The presentations and plans were bold, but the key, of course, will be in the execution.

"The jury is still out on the breakup talks, but if they reach their [cost-cutting] targets those calls die down somewhat," Mike Mayo, an analyst from CLSA, said immediately following the program. Mayo has been among the loudest voices urging the company to consider splitting up. "If they don't meet the targets, the talks are going to remain front and center."

The company's top leaders started and ended the company's annual investor day by defending the megabank model.

"Scale has always defined the winner in banking," Chief Financial Officer Marianne Lake said early on, adding later that JPMorgan is "the most durable banking franchise in the world, with benefits only afforded to the leaders."

Jamie Dimon, the company's chairman and chief executive, said in his concluding remarks that JPMorgan has "worked long and hard" to create its scale.

"And we are not going to give that up, not even for Richard Ramsden," Dimon said, getting laughs from the crowd. Ramsden, an analyst for Goldman Sachs, published in January a now famous research note that called for the company to consider breaking itself up.

For the company's retail operations, including the retail bank, the cards division and mortgage, the bulk of the cuts have involved personnel. At last year's investor day, JPMorgan promised $1.8 billion in cuts with an expectation of 8,000 job cuts.
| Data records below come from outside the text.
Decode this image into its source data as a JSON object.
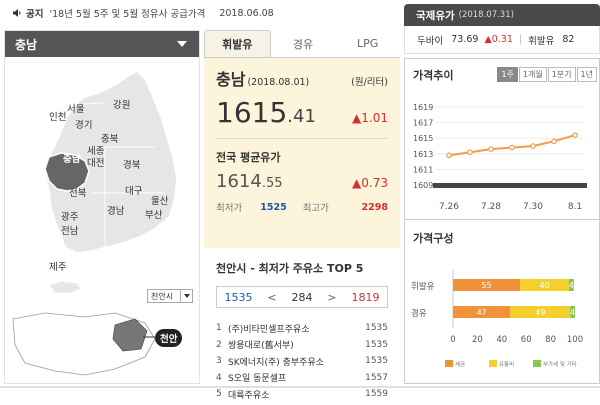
{
  "notice": {
    "label": "공지",
    "text": "'18년 5월 5주 및 5월 정유사 공급가격",
    "date": "2018.06.08"
  },
  "intl": {
    "title": "국제유가",
    "date": "(2018.07.31)",
    "items": [
      {
        "name": "두바이",
        "value": "73.69",
        "change": "▲0.31"
      },
      {
        "name": "휘발유",
        "value": "82"
      }
    ]
  },
  "region_select": {
    "label": "충남"
  },
  "map": {
    "labels": [
      "서울",
      "인천",
      "경기",
      "강원",
      "충북",
      "세종",
      "대전",
      "충남",
      "경북",
      "전북",
      "대구",
      "울산",
      "경남",
      "부산",
      "광주",
      "전남",
      "제주"
    ],
    "selected": "충남",
    "city_select": "천안시",
    "mini_label": "천안"
  },
  "tabs": [
    "휘발유",
    "경유",
    "LPG"
  ],
  "active_tab": "휘발유",
  "price": {
    "region": "충남",
    "date": "(2018.08.01)",
    "unit": "(원/리터)",
    "int": "1615",
    "dec": ".41",
    "change": "▲1.01",
    "avg_title": "전국 평균유가",
    "avg_int": "1614",
    "avg_dec": ".55",
    "avg_change": "▲0.73",
    "min_label": "최저가",
    "min": "1525",
    "max_label": "최고가",
    "max": "2298"
  },
  "top5": {
    "title": "천안시 - 최저가 주유소 TOP 5",
    "low": "1535",
    "mid": "284",
    "high": "1819",
    "prev": "<",
    "next": ">",
    "stations": [
      {
        "no": "1",
        "name": "(주)비타민셀프주유소",
        "price": "1535"
      },
      {
        "no": "2",
        "name": "쌍용대로(舊서부)",
        "price": "1535"
      },
      {
        "no": "3",
        "name": "SK에너지(주) 충부주유소",
        "price": "1535"
      },
      {
        "no": "4",
        "name": "S오일 동문셀프",
        "price": "1557"
      },
      {
        "no": "5",
        "name": "대륙주유소",
        "price": "1559"
      }
    ]
  },
  "trend": {
    "title": "가격추이",
    "periods": [
      "1주",
      "1개월",
      "1분기",
      "1년"
    ],
    "active_period": "1주"
  },
  "composition": {
    "title": "가격구성",
    "legend": [
      "세금",
      "유통비",
      "부가세 및 기타"
    ]
  },
  "chart_data": [
    {
      "type": "line",
      "title": "가격추이",
      "x": [
        "7.26",
        "7.27",
        "7.28",
        "7.29",
        "7.30",
        "7.31",
        "8.1"
      ],
      "x_ticks": [
        "7.26",
        "7.28",
        "7.30",
        "8.1"
      ],
      "values": [
        1612.8,
        1613.2,
        1613.6,
        1613.8,
        1614.0,
        1614.6,
        1615.4
      ],
      "y_ticks": [
        "1619",
        "1617",
        "1615",
        "1613",
        "1611",
        "1609"
      ],
      "ylim": [
        1609,
        1619
      ]
    },
    {
      "type": "bar",
      "title": "가격구성",
      "categories": [
        "휘발유",
        "경유"
      ],
      "series": [
        {
          "name": "세금",
          "values": [
            55,
            47
          ],
          "color": "#f0923a"
        },
        {
          "name": "유통비",
          "values": [
            40,
            49
          ],
          "color": "#f6cf2c"
        },
        {
          "name": "부가세 및 기타",
          "values": [
            4,
            4
          ],
          "color": "#88c94a"
        }
      ],
      "x_ticks": [
        "0",
        "20",
        "40",
        "60",
        "80",
        "100"
      ],
      "xlim": [
        0,
        100
      ]
    }
  ],
  "colors": {
    "accent_red": "#d0312d",
    "accent_blue": "#1e5aa8",
    "panel_beige": "#fdf4dc",
    "header_dark": "#4a4a4a"
  }
}
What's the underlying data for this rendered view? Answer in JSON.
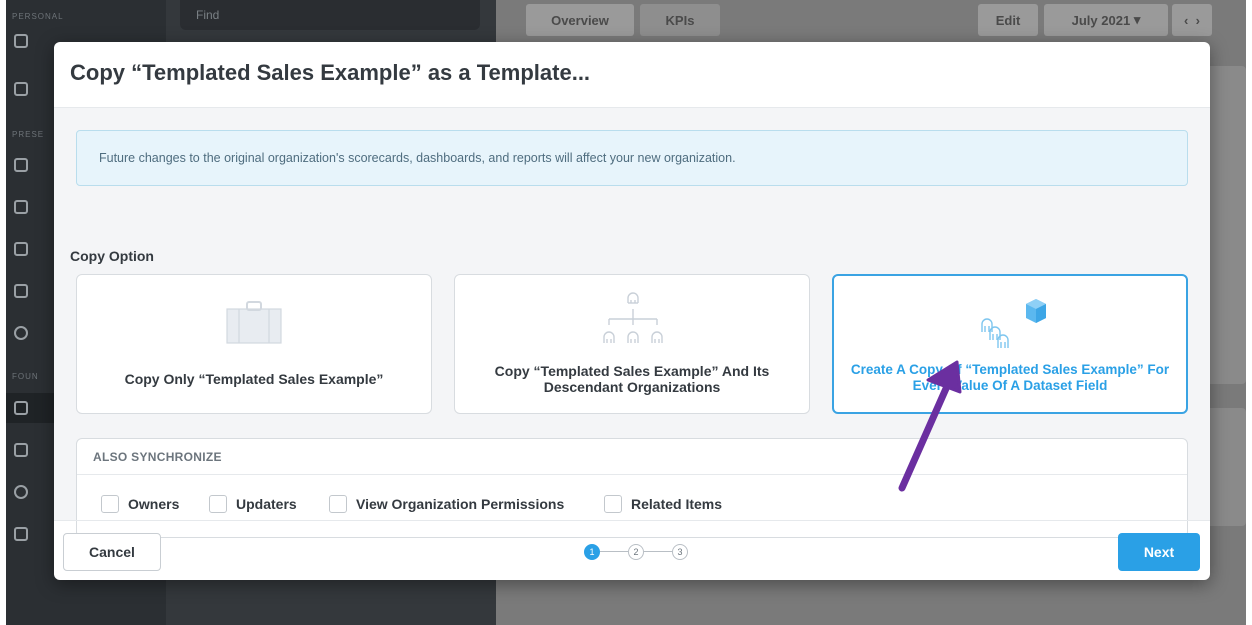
{
  "background": {
    "sidebar_sections": [
      "PERSONAL",
      "PRESE",
      "FOUN"
    ],
    "search_placeholder": "Find",
    "tabs": [
      "Overview",
      "KPIs",
      "Edit"
    ],
    "date": "July 2021",
    "date_caret": "▾",
    "prev": "‹",
    "next": "›"
  },
  "modal": {
    "title": "Copy “Templated Sales Example” as a Template...",
    "info": "Future changes to the original organization's scorecards, dashboards, and reports will affect your new organization.",
    "copy_option_label": "Copy Option",
    "cards": [
      {
        "label": "Copy Only “Templated Sales Example”",
        "icon": "briefcase-icon",
        "selected": false
      },
      {
        "label": "Copy “Templated Sales Example” And Its Descendant Organizations",
        "icon": "org-tree-icon",
        "selected": false
      },
      {
        "label": "Create A Copy Of “Templated Sales Example” For Every Value Of A Dataset Field",
        "icon": "dataset-copy-icon",
        "selected": true
      }
    ],
    "also_synchronize": "ALSO SYNCHRONIZE",
    "sync_options": [
      "Owners",
      "Updaters",
      "View Organization Permissions",
      "Related Items"
    ],
    "cancel": "Cancel",
    "next": "Next",
    "steps": [
      "1",
      "2",
      "3"
    ],
    "current_step": 1
  },
  "colors": {
    "accent": "#2aa0e6",
    "arrow": "#6b2fa0",
    "info_bg": "#e7f4fb"
  }
}
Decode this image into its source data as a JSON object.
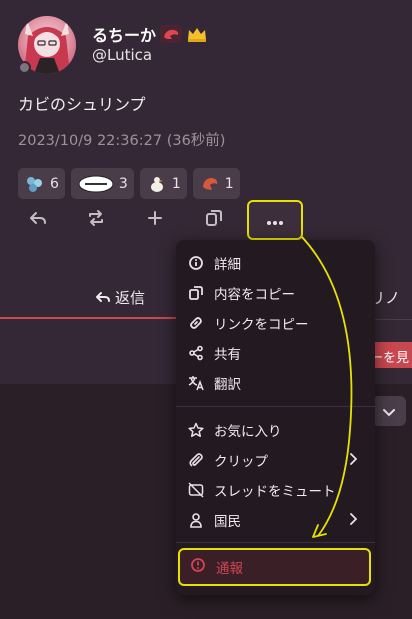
{
  "user": {
    "display_name": "るちーか",
    "username": "@Lutica",
    "name_emojis": [
      "shrimp-emoji",
      "crown-emoji"
    ]
  },
  "note": {
    "text": "カビのシュリンプ",
    "timestamp": "2023/10/9 22:36:27 (36秒前)"
  },
  "reactions": [
    {
      "emoji": "custom-emoji-1",
      "count": "6"
    },
    {
      "emoji": "custom-emoji-2",
      "count": "3"
    },
    {
      "emoji": "custom-emoji-3",
      "count": "1"
    },
    {
      "emoji": "shrimp-emoji",
      "count": "1"
    }
  ],
  "actions": [
    "reply-icon",
    "renote-icon",
    "plus-icon",
    "quote-icon",
    "more-icon"
  ],
  "tabs": {
    "reply": "返信",
    "other": "リノ"
  },
  "see_more": "ーを見",
  "menu": {
    "items": [
      {
        "icon": "info-icon",
        "label": "詳細"
      },
      {
        "icon": "copy-icon",
        "label": "内容をコピー"
      },
      {
        "icon": "link-icon",
        "label": "リンクをコピー"
      },
      {
        "icon": "share-icon",
        "label": "共有"
      },
      {
        "icon": "translate-icon",
        "label": "翻訳"
      },
      {
        "icon": "star-icon",
        "label": "お気に入り"
      },
      {
        "icon": "paperclip-icon",
        "label": "クリップ"
      },
      {
        "icon": "mute-thread-icon",
        "label": "スレッドをミュート"
      },
      {
        "icon": "person-icon",
        "label": "国民"
      }
    ],
    "danger": {
      "icon": "report-icon",
      "label": "通報"
    }
  },
  "colors": {
    "accent": "#c9474f",
    "highlight": "#e6e100",
    "danger": "#d14553"
  }
}
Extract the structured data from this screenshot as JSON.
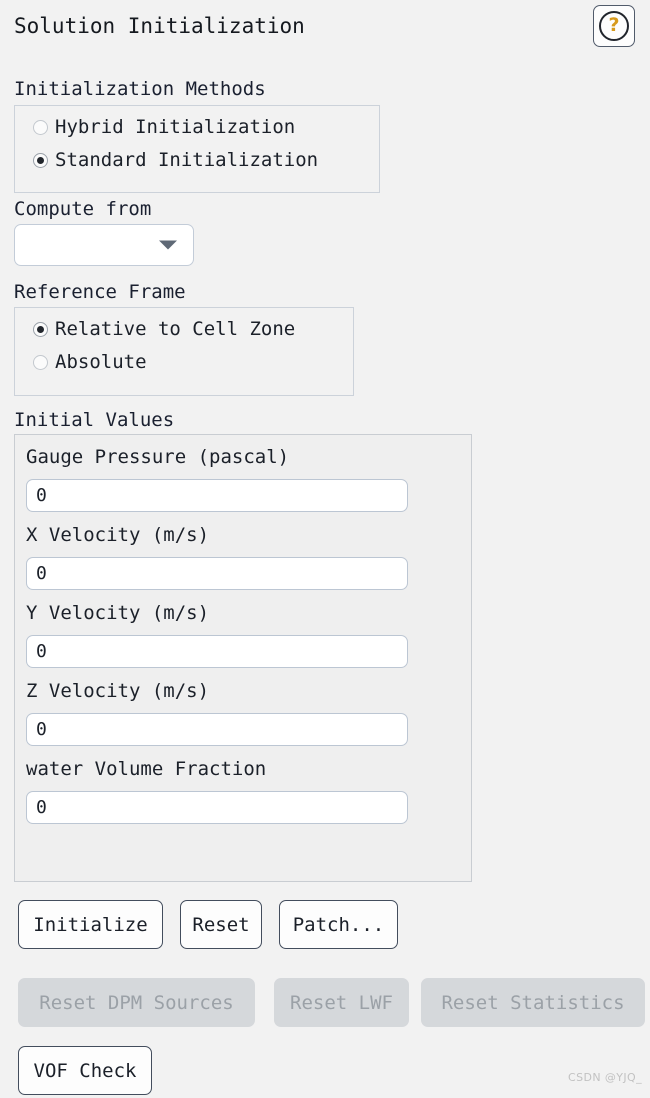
{
  "header": {
    "title": "Solution Initialization",
    "help_icon": "question-mark-icon",
    "help_glyph": "?"
  },
  "initialization_methods": {
    "label": "Initialization Methods",
    "options": [
      {
        "label": "Hybrid  Initialization",
        "selected": false
      },
      {
        "label": "Standard Initialization",
        "selected": true
      }
    ]
  },
  "compute_from": {
    "label": "Compute from",
    "value": "",
    "placeholder": "",
    "arrow_icon": "chevron-down-icon"
  },
  "reference_frame": {
    "label": "Reference Frame",
    "options": [
      {
        "label": "Relative to Cell Zone",
        "selected": true
      },
      {
        "label": "Absolute",
        "selected": false
      }
    ]
  },
  "initial_values": {
    "label": "Initial Values",
    "fields": [
      {
        "label": "Gauge Pressure (pascal)",
        "value": "0"
      },
      {
        "label": "X Velocity (m/s)",
        "value": "0"
      },
      {
        "label": "Y Velocity (m/s)",
        "value": "0"
      },
      {
        "label": "Z Velocity (m/s)",
        "value": "0"
      },
      {
        "label": "water Volume Fraction",
        "value": "0"
      }
    ]
  },
  "actions": {
    "primary": [
      {
        "label": "Initialize",
        "enabled": true
      },
      {
        "label": "Reset",
        "enabled": true
      },
      {
        "label": "Patch...",
        "enabled": true
      }
    ],
    "secondary": [
      {
        "label": "Reset DPM Sources",
        "enabled": false
      },
      {
        "label": "Reset LWF",
        "enabled": false
      },
      {
        "label": "Reset Statistics",
        "enabled": false
      }
    ],
    "tertiary": [
      {
        "label": "VOF Check",
        "enabled": true
      }
    ]
  },
  "watermark": {
    "text": "CSDN @YJQ_"
  },
  "colors": {
    "background": "#f2f2f2",
    "text": "#1b2029",
    "accent": "#d79a1c",
    "button_border": "#434d5d",
    "disabled_bg": "#d5d8db",
    "disabled_text": "#9ba1a7",
    "input_border": "#bcc6d3",
    "group_border": "#ccd2da"
  }
}
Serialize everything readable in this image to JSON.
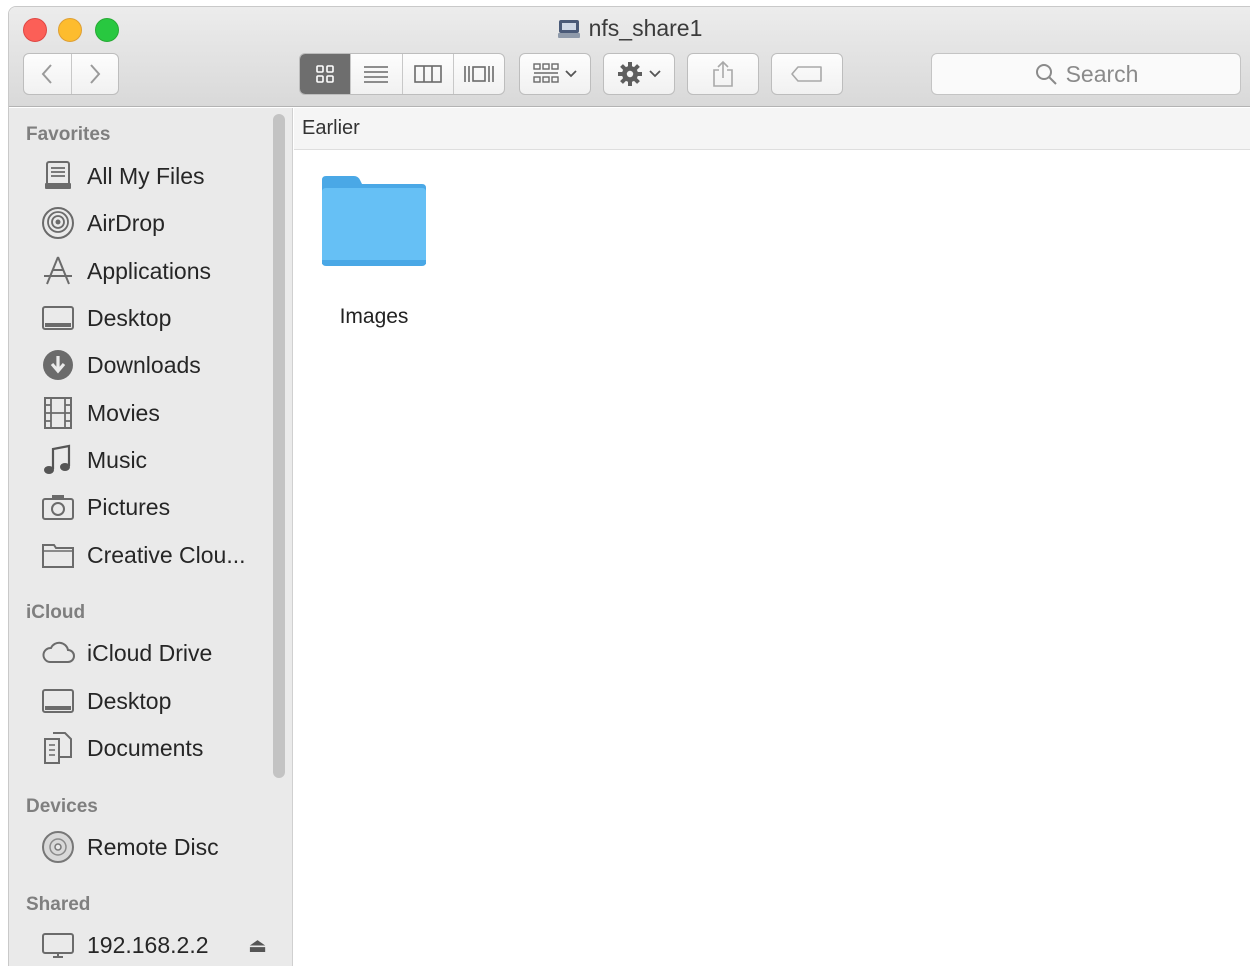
{
  "window": {
    "title": "nfs_share1"
  },
  "toolbar": {
    "back_icon": "chevron-left-icon",
    "forward_icon": "chevron-right-icon",
    "views": [
      "icon-view-icon",
      "list-view-icon",
      "column-view-icon",
      "cover-flow-icon"
    ],
    "arrange_icon": "arrange-icon",
    "action_icon": "gear-icon",
    "share_icon": "share-icon",
    "tag_icon": "tag-icon",
    "search_placeholder": "Search"
  },
  "sidebar": {
    "favorites_title": "Favorites",
    "favorites": [
      {
        "label": "All My Files",
        "icon": "all-my-files-icon"
      },
      {
        "label": "AirDrop",
        "icon": "airdrop-icon"
      },
      {
        "label": "Applications",
        "icon": "applications-icon"
      },
      {
        "label": "Desktop",
        "icon": "desktop-icon"
      },
      {
        "label": "Downloads",
        "icon": "downloads-icon"
      },
      {
        "label": "Movies",
        "icon": "movies-icon"
      },
      {
        "label": "Music",
        "icon": "music-icon"
      },
      {
        "label": "Pictures",
        "icon": "pictures-icon"
      },
      {
        "label": "Creative Clou...",
        "icon": "folder-icon"
      }
    ],
    "icloud_title": "iCloud",
    "icloud": [
      {
        "label": "iCloud Drive",
        "icon": "cloud-icon"
      },
      {
        "label": "Desktop",
        "icon": "desktop-icon"
      },
      {
        "label": "Documents",
        "icon": "documents-icon"
      }
    ],
    "devices_title": "Devices",
    "devices": [
      {
        "label": "Remote Disc",
        "icon": "disc-icon"
      }
    ],
    "shared_title": "Shared",
    "shared": [
      {
        "label": "192.168.2.2",
        "icon": "server-icon",
        "eject": "⏏"
      }
    ]
  },
  "main": {
    "group_header": "Earlier",
    "items": [
      {
        "name": "Images",
        "icon": "folder-icon"
      }
    ]
  },
  "colors": {
    "folder": "#5ab8f2",
    "toolbar": "#e3e3e3",
    "sidebar": "#eaeaea"
  }
}
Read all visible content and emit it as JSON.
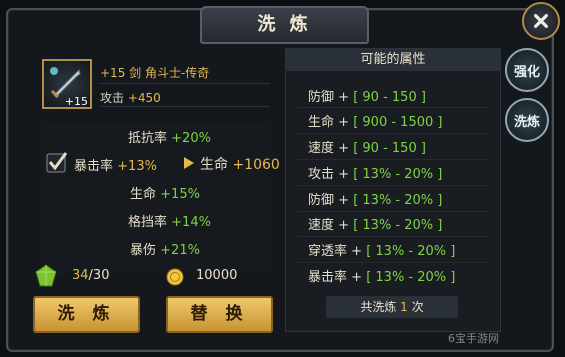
{
  "window": {
    "title": "洗 炼"
  },
  "item": {
    "level_badge": "+15",
    "name": "+15 剑 角斗士-传奇",
    "attack_label": "攻击",
    "attack_value": "+450"
  },
  "current_stats": [
    {
      "label": "抵抗率",
      "value": "+20%"
    },
    {
      "label": "暴击率",
      "value": "+13%",
      "new_label": "生命",
      "new_value": "+1060"
    },
    {
      "label": "生命",
      "value": "+15%"
    },
    {
      "label": "格挡率",
      "value": "+14%"
    },
    {
      "label": "暴伤",
      "value": "+21%"
    }
  ],
  "cost": {
    "gem_current": "34",
    "gem_total": "/30",
    "gold": "10000"
  },
  "buttons": {
    "refine": "洗 炼",
    "replace": "替 换"
  },
  "possible": {
    "title": "可能的属性",
    "attributes": [
      {
        "label": "防御",
        "plus": "+",
        "range": "[ 90 - 150 ]"
      },
      {
        "label": "生命",
        "plus": "+",
        "range": "[ 900 - 1500 ]"
      },
      {
        "label": "速度",
        "plus": "+",
        "range": "[ 90 - 150 ]"
      },
      {
        "label": "攻击",
        "plus": "+",
        "range": "[ 13% - 20% ]"
      },
      {
        "label": "防御",
        "plus": "+",
        "range": "[ 13% - 20% ]"
      },
      {
        "label": "速度",
        "plus": "+",
        "range": "[ 13% - 20% ]"
      },
      {
        "label": "穿透率",
        "plus": "+",
        "range": "[ 13% - 20% ]"
      },
      {
        "label": "暴击率",
        "plus": "+",
        "range": "[ 13% - 20% ]"
      }
    ],
    "count_prefix": "共洗炼",
    "count_value": "1",
    "count_suffix": "次"
  },
  "side_tabs": {
    "strengthen": "强化",
    "refine": "洗炼"
  },
  "watermark": "6宝手游网",
  "icons": {
    "close": "close-icon",
    "gem": "gem-icon",
    "coin": "coin-icon",
    "check": "check-icon",
    "arrow": "arrow-right-icon",
    "sword": "sword-icon"
  },
  "colors": {
    "green": "#7fd444",
    "gold": "#e3b84d",
    "button": "#e6b556"
  }
}
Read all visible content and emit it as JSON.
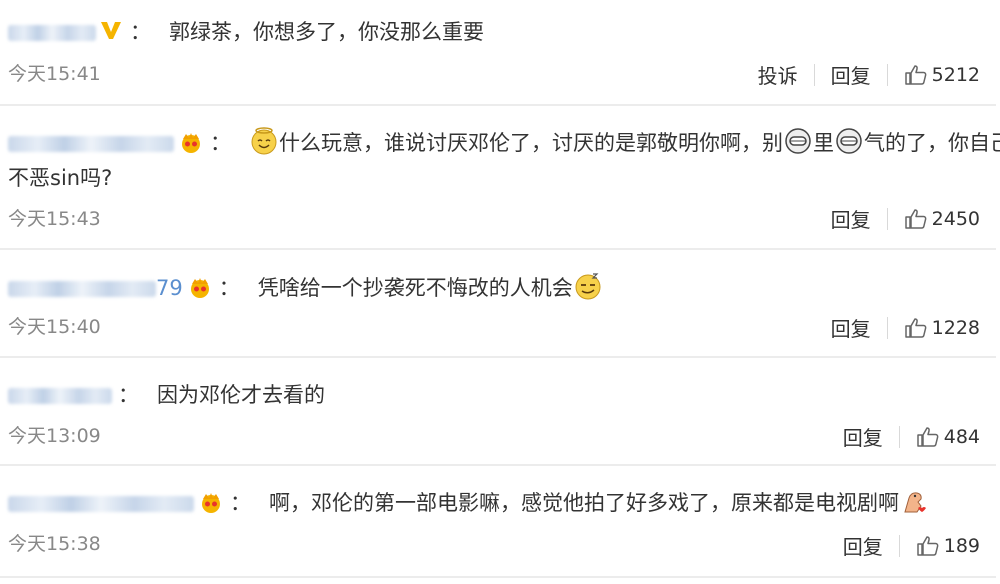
{
  "comments": [
    {
      "separator": "：",
      "text": "郭绿茶，你想多了，你没那么重要",
      "time": "今天15:41",
      "report_label": "投诉",
      "reply_label": "回复",
      "likes": "5212"
    },
    {
      "separator": "：",
      "text_part1": "什么玩意，谁说讨厌邓伦了，讨厌的是郭敬明你啊，别",
      "text_part2": "里",
      "text_part3": "气的了，你自己",
      "text_line2": "不恶sin吗?",
      "time": "今天15:43",
      "reply_label": "回复",
      "likes": "2450"
    },
    {
      "name_visible": "79",
      "separator": "：",
      "text": "凭啥给一个抄袭死不悔改的人机会",
      "time": "今天15:40",
      "reply_label": "回复",
      "likes": "1228"
    },
    {
      "separator": "：",
      "text": "因为邓伦才去看的",
      "time": "今天13:09",
      "reply_label": "回复",
      "likes": "484"
    },
    {
      "separator": "：",
      "text": "啊，邓伦的第一部电影嘛，感觉他拍了好多戏了，原来都是电视剧啊",
      "time": "今天15:38",
      "reply_label": "回复",
      "likes": "189"
    }
  ],
  "icons": {
    "verified": "verified-v-icon",
    "crown": "vip-crown-icon",
    "like": "thumbs-up-icon",
    "emoji_angel": "halo-smile-emoji",
    "emoji_lips": "lips-emoji",
    "emoji_smug": "smug-emoji",
    "emoji_bow": "bow-emoji"
  },
  "colors": {
    "username": "#5b8fcf",
    "text": "#333333",
    "time": "#888888",
    "divider": "#ececec",
    "badge_gold": "#f5b400"
  }
}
It delivered $2.2 billion with 11,600 jobs cut.

The company also said it is also looking to cut 300 branches in the next couple of years.

However, Gordon Smith, the CEO of the company's consumer and community banking operations, gave several examples of how the company has trimmed expenses elsewhere, too. It took out 20,000 phone lines it was paying for that were not being used. Travel is down 30%, and hotel stays are down 25%.

"We are meticulously going through any waste and driving it out," Smith said.

Technology should also help drive down costs. For instance, a deposit at a teller costs the company about 65 cents, while it cost just eight cents at ATMs and three cents if a consumer uses the company's mobile app to snap a photo of the check.

Smith was asked if his division only needed to cut $1.6 billion this year since it came in $400 million ahead of its 2014 goals.

"I thought about that momentarily before I walked to employee No. 1's office," Smith said, referring to CEO Dimon. "Best to keep it at $2 billion."

Mary Erdoes, the CEO of asset management, filled her presentation with several examples of how the company's breadth of products and services sets it apart, including one anecdote where the company helped a privately held middle-market client gain some immediate access to liquidity for its owners, then helped one of the owners with a jumbo mortgage and helped the company start planning for the possibility of someday going public.

Erdoes said she told the story because she's "not sure if [the company's benefits of scale] ever resonate with any of you," she said, later adding: "This is the fabric of this firm."

As the company cuts and drives home the point that it benefits from scale, it is still faced with a low valuation on its stock compared with some of the other big banks.

The ratio of the company's stock price to its future projected earnings is among the reasons why analysts are calling for the company to consider a separation. JPMorgan's stock trades at roughly 9 times its estimated 2016 earnings, while banks like U.S. Bancorp trade at 13 times and Wells Fargo trades at 12.3 times, according to chart in Lake's presentation.

"Why is the [price-to-earnings] ratio low? It is a legitimate question to ask," Dimon said "Huge legal and regulatory uncertainty and what that means on your ability to return capital. … We believe those [forces] will lift. I might be standing here in four years telling you why we have a premium P/E ratio."